Having given this a bit of thought, I need clarifying the following.
Are the ordinals $0, 1, 2, \ldots, \alpha, \alpha + 1, \ldots$ part of the space, or is $L$ just $\Omega$ instances of $(0,1)$ concatenated? If the latter, then it appears there may be a homeomorphism between $L$ and $[0,\Omega) \times (0,1)$ under the lexicographic ordering. If the former, then it is very much less simple.
So is $L$ like:
$0, (0,1), 1, (0,1), 2, (0,1), \ldots, (0,1), \alpha, (0,1), \alpha + 1, (0,1), \ldots, (0,1), \Omega-1, (0,1)$
or is it like:
$(0,1), (0,1), (0,1), \ldots, (0,1), (0,1), (0,1), \ldots, (0,1), (0,1)$
with $\Omega$ instances of $(0,1)$?
Best Answer
A better (IMO) description of the long line is $[0,\Omega) \times [0,1)$ ordered lexicographically: $$(\alpha, t) \le_L (\beta, u) \iff (\alpha < \beta) \lor \left(\alpha=\beta \land (t \le u)\right)$$ and then given the order topology (with basic elements all open intervals plus all right-open intervals of the form $[(0,0), (\alpha, t) \rangle$ (special case for the minimum, there is no maximum). This is also what Munkres does (he has more attention for ordered spaces, and it's one of his exercises (2nd edition, § 24, ex. 6) that a well-ordered set (like $[0,\Omega)$) times $[0,1)$ is a linear continuum (i.e. connected) in the lexicographic order topology.
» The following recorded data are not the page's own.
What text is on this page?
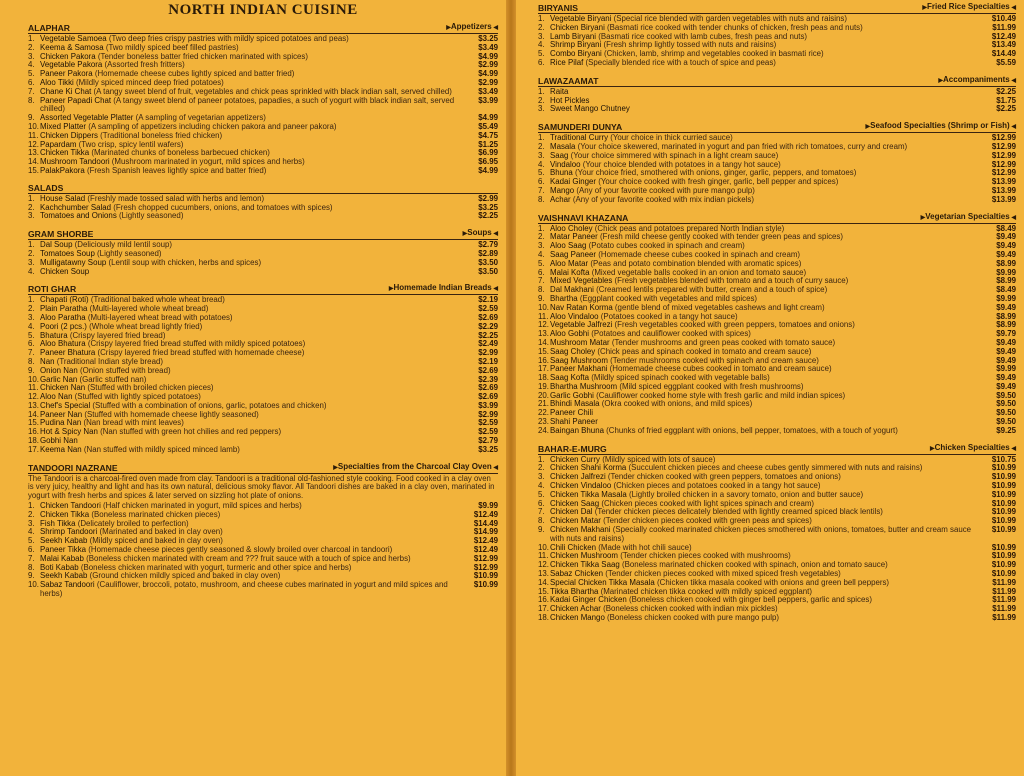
NORTH INDIAN CUISINE
ALAPHAR	▶ Appetizers ◀
1. Vegetable Samoea (Two deep fries crispy pastries with mildly spiced potatoes and peas)	$3.25
2. Keema & Samosa (Two mildly spiced beef filled pastries)	$3.49
3. Chicken Pakora (Tender boneless batter fried chicken marinated with spices)	$4.99
4. Vegetable Pakora (Assorted fresh fritters)	$2.99
5. Paneer Pakora (Homemade cheese cubes lightly spiced and batter fried)	$4.99
6. Aloo Tikki (Mildly spiced minced deep fried potatoes)	$2.99
7. Chane Ki Chat (A tangy sweet blend of fruit, vegetables and chick peas sprinkled with black indian salt, served chilled)	$3.49
8. Paneer Papadi Chat (A tangy sweet blend of paneer potatoes, papadies, a such of yogurt with black indian salt, served chilled)
$3.99
9. Assorted Vegetable Platter (A sampling of vegetarian appetizers)	$4.99
10. Mixed Platter (A sampling of appetizers including chicken pakora and paneer pakora)	$5.49
11. Chicken Dippers (Traditional boneless fried chicken)	$4.75
12. Papardam (Two crisp, spicy lentil wafers)	$1.25
13. Chicken Tikka (Marinated chunks of boneless barbecued chicken)	$6.99
14. Mushroom Tandoori (Mushroom marinated in yogurt, mild spices and herbs)	$6.95
15. PalakPakora (Fresh Spanish leaves lightly spice and batter fried)	$4.99
SALADS
1. House Salad (Freshly made tossed salad with herbs and lemon)	$2.99
2. Kachchumber Salad (Fresh chopped cucumbers, onions, and tomatoes with spices)	$3.25
3. Tomatoes and Onions (Lightly seasoned)	$2.25
GRAM SHORBE	▶ Soups ◀
1. Dal Soup (Deliciously mild lentil soup)	$2.79
2. Tomatoes Soup (Lightly seasoned)	$2.89
3. Mulligatawny Soup (Lentil soup with chicken, herbs and spices)	$3.50
4. Chicken Soup	$3.50
ROTI GHAR	▶ Homemade Indian Breads ◀
1. Chapati (Roti) (Traditional baked whole wheat bread)	$2.19
2. Plain Paratha (Multi-layered whole wheat bread)	$2.59
3. Aloo Paratha (Multi-layered wheat bread with potatoes)	$2.69
4. Poori (2 pcs.) (Whole wheat bread lightly fried)	$2.29
5. Bhatura (Crispy layered fried bread)	$2.25
6. Aloo Bhatura (Crispy layered fried bread stuffed with mildly spiced potatoes)	$2.49
7. Paneer Bhatura (Crispy layered fried bread stuffed with homemade cheese)	$2.99
8. Nan (Traditional Indian style bread)	$2.19
9. Onion Nan (Onion stuffed with bread)	$2.69
10. Garlic Nan (Garlic stuffed nan)	$2.39
11. Chicken Nan (Stuffed with broiled chicken pieces)	$2.69
12. Aloo Nan (Stuffed with lightly spiced potatoes)	$2.69
13. Chef's Special (Stuffed with a combination of onions, garlic, potatoes and chicken)	$3.99
14. Paneer Nan (Stuffed with homemade cheese lightly seasoned)	$2.99
15. Pudina Nan (Nan bread with mint leaves)	$2.59
16. Hot & Spicy Nan (Nan stuffed with green hot chilies and red peppers)	$2.59
18. Gobhi Nan	$2.79
17. Keema Nan (Nan stuffed with mildly spiced minced lamb)	$3.25
TANDOORI NAZRANE	▶ Specialties from the Charcoal Clay Oven ◀
The Tandoori is a charcoal-fired oven made from clay. Tandoori is a traditional old-fashioned style cooking. Food cooked in a clay oven is very juicy, healthy and light and has its own natural, delicious smoky flavor. All Tandoori dishes are baked in a clay oven, marinated in yogurt with fresh herbs and spices & later served on sizzling hot plate of onions.
1. Chicken Tandoori (Half chicken marinated in yogurt, mild spices and herbs)	$9.99
2. Chicken Tikka (Boneless marinated chicken pieces)	$12.49
3. Fish Tikka (Delicately broiled to perfection)	$14.49
4. Shrimp Tandoori (Marinated and baked in clay oven)	$14.99
5. Seekh Kabab (Mildly spiced and baked in clay oven)	$12.49
6. Paneer Tikka (Homemade cheese pieces gently seasoned & slowly broiled over charcoal in tandoori)	$12.49
7. Malai Kabab (Boneless chicken marinated with cream and ??? fruit sauce with a touch of spice and herbs)	$12.99
8. Boti Kabab (Boneless chicken marinated with yogurt, turmeric and other spice and herbs)	$12.99
9. Seekh Kabab (Ground chicken mildly spiced and baked in clay oven)	$10.99
10. Sabaz Tandoori (Cauliflower, broccoli, potato, mushroom, and cheese cubes marinated in yogurt and mild spices and herbs)
$10.99
BIRYANIS	▶ Fried Rice Specialties ◀
1. Vegetable Biryani (Special rice blended with garden vegetables with nuts and raisins)	$10.49
2. Chicken Biryani (Basmati rice cooked with tender chunks of chicken, fresh peas and nuts)	$11.99
3. Lamb Biryani (Basmati rice cooked with lamb cubes, fresh peas and nuts)	$12.49
4. Shrimp Biryani (Fresh shrimp lightly tossed with nuts and raisins)	$13.49
5. Combo Biryani (Chicken, lamb, shrimp and vegetables cooked in basmati rice)	$14.49
6. Rice Pilaf (Specially blended rice with a touch of spice and peas)	$5.59
LAWAZAAMAT	▶ Accompaniments ◀
1. Raita	$2.25
2. Hot Pickles	$1.75
3. Sweet Mango Chutney	$2.25
SAMUNDERI DUNYA	▶ Seafood Specialties (Shrimp or Fish) ◀
1. Traditional Curry (Your choice in thick curried sauce)	$12.99
2. Masala (Your choice skewered, marinated in yogurt and pan fried with rich tomatoes, curry and cream)	$12.99
3. Saag (Your choice simmered with spinach in a light cream sauce)	$12.99
4. Vindaloo (Your choice blended with potatoes in a tangy hot sauce)	$12.99
5. Bhuna (Your choice fried, smothered with onions, ginger, garlic, peppers, and tomatoes)	$12.99
6. Kadai Ginger (Your choice cooked with fresh ginger, garlic, bell pepper and spices)	$13.99
7. Mango (Any of your favorite cooked with pure mango pulp)	$13.99
8. Achar (Any of your favorite cooked with mix indian pickels)	$13.99
VAISHNAVI KHAZANA	▶ Vegetarian Specialties ◀
1. Aloo Choley (Chick peas and potatoes prepared North Indian style)	$8.49
2. Matar Paneer (Fresh mild cheese gently cooked with tender green peas and spices)	$9.49
3. Aloo Saag (Potato cubes cooked in spinach and cream)	$9.49
4. Saag Paneer (Homemade cheese cubes cooked in spinach and cream)	$9.49
5. Aloo Matar (Peas and potato combination blended with aromatic spices)	$8.99
6. Malai Kofta (Mixed vegetable balls cooked in an onion and tomato sauce)	$9.99
7. Mixed Vegetables (Fresh vegetables blended with tomato and a touch of curry sauce)	$8.99
8. Dal Makhani (Creamed lentils prepared with butter, cream and a touch of spice)	$8.49
9. Bhartha (Eggplant cooked with vegetables and mild spices)	$9.99
10. Nav Ratan Korma (gentle blend of mixed vegetables cashews and light cream)	$9.49
11. Aloo Vindaloo (Potatoes cooked in a tangy hot sauce)	$8.99
12. Vegetable Jalfrezi (Fresh vegetables cooked with green peppers, tomatoes and onions)	$8.99
13. Aloo Gobhi (Potatoes and cauliflower cooked with spices)	$9.79
14. Mushroom Matar (Tender mushrooms and green peas cooked with tomato sauce)	$9.49
15. Saag Choley (Chick peas and spinach cooked in tomato and cream sauce)	$9.49
16. Saag Mushroom (Tender mushrooms cooked with spinach and cream sauce)	$9.49
17. Paneer Makhani (Homemade cheese cubes cooked in tomato and cream sauce)	$9.99
18. Saag Kofta (Mildly spiced spinach cooked with vegetable balls)	$9.49
19. Bhartha Mushroom (Mild spiced eggplant cooked with fresh mushrooms)	$9.49
20. Garlic Gobhi (Cauliflower cooked home style with fresh garlic and mild indian spices)	$9.50
21. Bhindi Masala (Okra cooked with onions, and mild spices)	$9.50
22. Paneer Chili	$9.50
23. Shahi Paneer	$9.50
24. Baingan Bhuna (Chunks of fried eggplant with onions, bell pepper, tomatoes, with a touch of yogurt)	$9.25
BAHAR-E-MURG	▶ Chicken Specialties ◀
1. Chicken Curry (Mildly spiced with lots of sauce)	$10.75
2. Chicken Shahi Korma (Succulent chicken pieces and cheese cubes gently simmered with nuts and raisins)	$10.99
3. Chicken Jalfrezi (Tender chicken cooked with green peppers, tomatoes and onions)	$10.99
4. Chicken Vindaloo (Chicken pieces and potatoes cooked in a tangy hot sauce)	$10.99
5. Chicken Tikka Masala (Lightly broiled chicken in a savory tomato, onion and butter sauce)	$10.99
6. Chicken Saag (Chicken pieces cooked with light spices spinach and cream)	$10.99
7. Chicken Dal (Tender chicken pieces delicately blended with lightly creamed spiced black lentils)	$10.99
8. Chicken Matar (Tender chicken pieces cooked with green peas and spices)	$10.99
9. Chicken Makhani (Specially cooked marinated chicken pieces smothered with onions, tomatoes, butter and cream sauce with nuts and raisins)
$10.99
10. Chili Chicken (Made with hot chili sauce)	$10.99
11. Chicken Mushroom (Tender chicken pieces cooked with mushrooms)	$10.99
12. Chicken Tikka Saag (Boneless marinated chicken cooked with spinach, onion and tomato sauce)	$10.99
13. Sabaz Chicken (Tender chicken pieces cooked with mixed spiced fresh vegetables)	$10.99
14. Special Chicken Tikka Masala (Chicken tikka masala cooked with onions and green bell peppers)	$11.99
15. Tikka Bhartha (Marinated chicken tikka cooked with mildly spiced eggplant)	$11.99
16. Kadai Ginger Chicken (Boneless chicken cooked with ginger bell peppers, garlic and spices)	$11.99
17. Chicken Achar (Boneless chicken cooked with indian mix pickles)	$11.99
18. Chicken Mango (Boneless chicken cooked with pure mango pulp)	$11.99
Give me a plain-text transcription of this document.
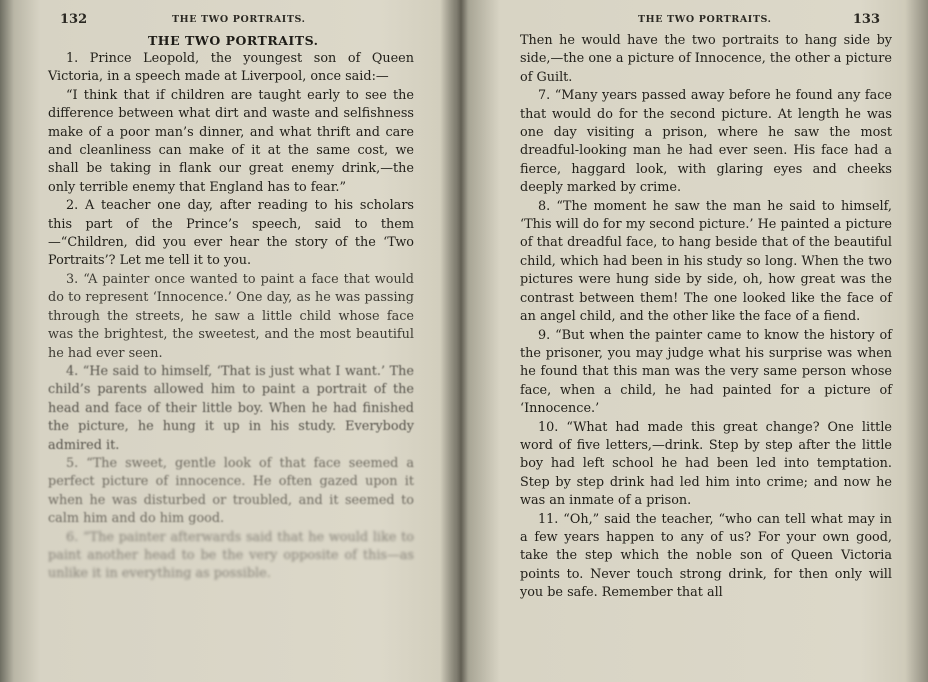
132	THE TWO PORTRAITS.
THE TWO PORTRAITS.

1. Prince Leopold, the youngest son of Queen Victoria, in a speech made at Liverpool, once said:—

“I think that if children are taught early to see the difference between what dirt and waste and selfishness make of a poor man’s dinner, and what thrift and care and cleanliness can make of it at the same cost, we shall be taking in flank our great enemy drink,—the only terrible enemy that England has to fear.”

2. A teacher one day, after reading to his scholars this part of the Prince’s speech, said to them—“Children, did you ever hear the story of the ‘Two Portraits’? Let me tell it to you.

3. “A painter once wanted to paint a face that would do to represent ‘Innocence.’ One day, as he was passing through the streets, he saw a little child whose face was the brightest, the sweetest, and the most beautiful he had ever seen.

4. “He said to himself, ‘That is just what I want.’ The child’s parents allowed him to paint a portrait of the head and face of their little boy. When he had finished the picture, he hung it up in his study. Everybody admired it.

5. “The sweet, gentle look of that face seemed a perfect picture of innocence. He often gazed upon it when he was disturbed or troubled, and it seemed to calm him and do him good.

6. “The painter afterwards said that he would like to paint another head to be the very opposite of this—as unlike it in everything as possible.

THE TWO PORTRAITS.	133

Then he would have the two portraits to hang side by side,—the one a picture of Innocence, the other a picture of Guilt.

7. “Many years passed away before he found any face that would do for the second picture. At length he was one day visiting a prison, where he saw the most dreadful-looking man he had ever seen. His face had a fierce, haggard look, with glaring eyes and cheeks deeply marked by crime.

8. “The moment he saw the man he said to himself, ‘This will do for my second picture.’ He painted a picture of that dreadful face, to hang beside that of the beautiful child, which had been in his study so long. When the two pictures were hung side by side, oh, how great was the contrast between them! The one looked like the face of an angel child, and the other like the face of a fiend.

9. “But when the painter came to know the history of the prisoner, you may judge what his surprise was when he found that this man was the very same person whose face, when a child, he had painted for a picture of ‘Innocence.’

10. “What had made this great change? One little word of five letters,—drink. Step by step after the little boy had left school he had been led into temptation. Step by step drink had led him into crime; and now he was an inmate of a prison.

11. “Oh,” said the teacher, “who can tell what may in a few years happen to any of us? For your own good, take the step which the noble son of Queen Victoria points to. Never touch strong drink, for then only will you be safe. Remember that all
So the minimum is $(0,0)$ and we start with a usual interval $[(0,0), (1,0)]\simeq [0,1]$, so no gaps or jumps. Up to $(\omega,0)$, it's just $[0,\infty)$, essentially, and there is no gap between that and $(\omega,0)$. Locally (in neighbourhoods of points) things look like $\Bbb R$. It only goes on for longer (it's no longer separable, or Lindelöf).
The S&S description is (I think) meant as $$X=[0,\Omega) \cup \bigcup_{\alpha < \Omega} I_\alpha$$
where each $I_\alpha$ is a disjoint copy of $(0,1)$ and the order within each $I_\alpha$ is the usual one, the order on $[0,\Omega)$ is the usual well-order among ordinals, and if $x \neq y$ belong to distinct intervals $I_\alpha, I_\beta$, the order of $\alpha$ and $beta$ alone determines which is smaller (so if $x \in I_\alpha$ and $\alpha < \beta$, then $x< y$. (Each $I_\alpha$ is the copy of $(0,1)$ between $\alpha < \alpha+1$ for each $\alpha$), so if $\alpha \in [0,\Omega)$ and $x \in I_\beta$ with $\beta > \alpha$, $x > \beta > \alpha$. So we can define all order relations for a linear order. The nice thing about the equivalent $\le_L$ is that general theory already implies this is a linear order, and we don't need to do case distinctions based on what kind of point (ordinal or interval point) we have, and the linear continuum fact is quite general. $\omega_1$ embeds as a closed subset in $X$ either way.
So it's like the first description you gave, not the second, long story short.